Once we have any set of operations queued up in a list, we can execute them atomically together:
```python
def execute_operations(operations: Transaction):
with transaction.atomic():
for qs, func_name, kwargs in operations:
func = getattr(qs, func_name)
yield func(**kwargs)
```
In this way we can perform 20 or 30 field and row updates scattered across various tables while mitigating TOCTTOU bugs and excessively expensive locking.
## Why would we need this?
Imagine you have a game loop with complex logic that takes 100ms to calculate the next gamestate after each player action. The logic needs to access and update several datase rows representing the game state, but the reads and writes happen scattered throughout the game loop.
Because each game loop step needs to write all changes in a single transaction, and writes are scattered in a 100ms window, we know that to operate it safely we will need to hold some locks for the entire 100ms window. Lets take the example of a person joining a game and paying for some chips out of their wallet to start playing. To make sure we have enough chips balance to pay the join-game fee for the whole duration of the join transaction, we have to prevent concurrent games from modifying balance until we're done. Additionally, if they don't have enough chips, or if the game fails for some reason during the transaction, we don't want to leave partially commited database changes, we want to roll everything back together.
Locking other games for 100ms is not great, because it effectively rate-limits all table changes to 10/s, in a way that's difficult to fix later because it requires a fundamental structural change in the code. If we can come up with an atomic solution that performs all writes in one go at the end, maybe we can bring the locking down to under 5 or 10ms.
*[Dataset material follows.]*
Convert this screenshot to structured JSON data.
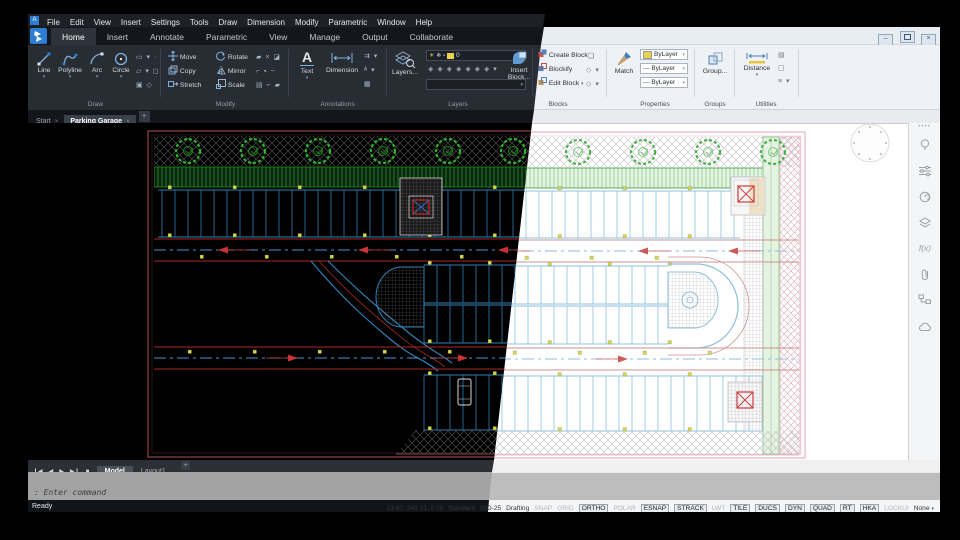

Grouping writes into single short atomic transactions should allow more games to run simultaneously, no more long locks on all objects shared between games.
```python
join_game: Transaction = [
(GameAction.objects, 'create', {'user': bob, 'action': 'JOIN'}),
(Game.objects.filter())
(UserBalance.objects.filter(user=bob), 'select_for_update', {}),
(UserBalance.objects.filter(user=bob, amt__gte=5000), 'update')
]
```
## Details
### Testability
With transactions outlined as data, we can test assumptions about their behavior by simply asserting statements about the values in the operation tuples.
```python3
def balance_transfer(src: User, dst: User, amt: int) -> Transaction:
return [
(UserBalance.objects.filter(user=src), 'select_for_update', {}),
(BalanceTransfer.objects, 'create', {'src': src, 'dst': dst, 'amt': amt}),
...
]
class TestBalanceTransfer:
def test_lock_aquired(self):
operations = balance_transfer(test_user_a, test_user_b, 100)
assert operations[0].func = 'select_for_update'
...
assert all(execute_operations(operations)), 'Some operations did not run'
```
These operation lists and objects can also be passed around, extended, and modified as needed much more easily than imperative code deep inside a view somewhere.
### Lazy QuerySet evaluation is mandatory
It's critical that QuerySets don't get accidentally evaluated before they run in the transaction, as that may lead to stale data read into memory early on being written back to the db after other logic executes.
We can prevent this easily by adding an assertion in our `execute_operations` function:
```python
assert isinstance(queryset, QuerySet), 'QuerySets should not be evaluated before they are executed to maintain concurrency safety'
```
Evaluated QuerySets will be instances of `List` instead of `QuerySet`.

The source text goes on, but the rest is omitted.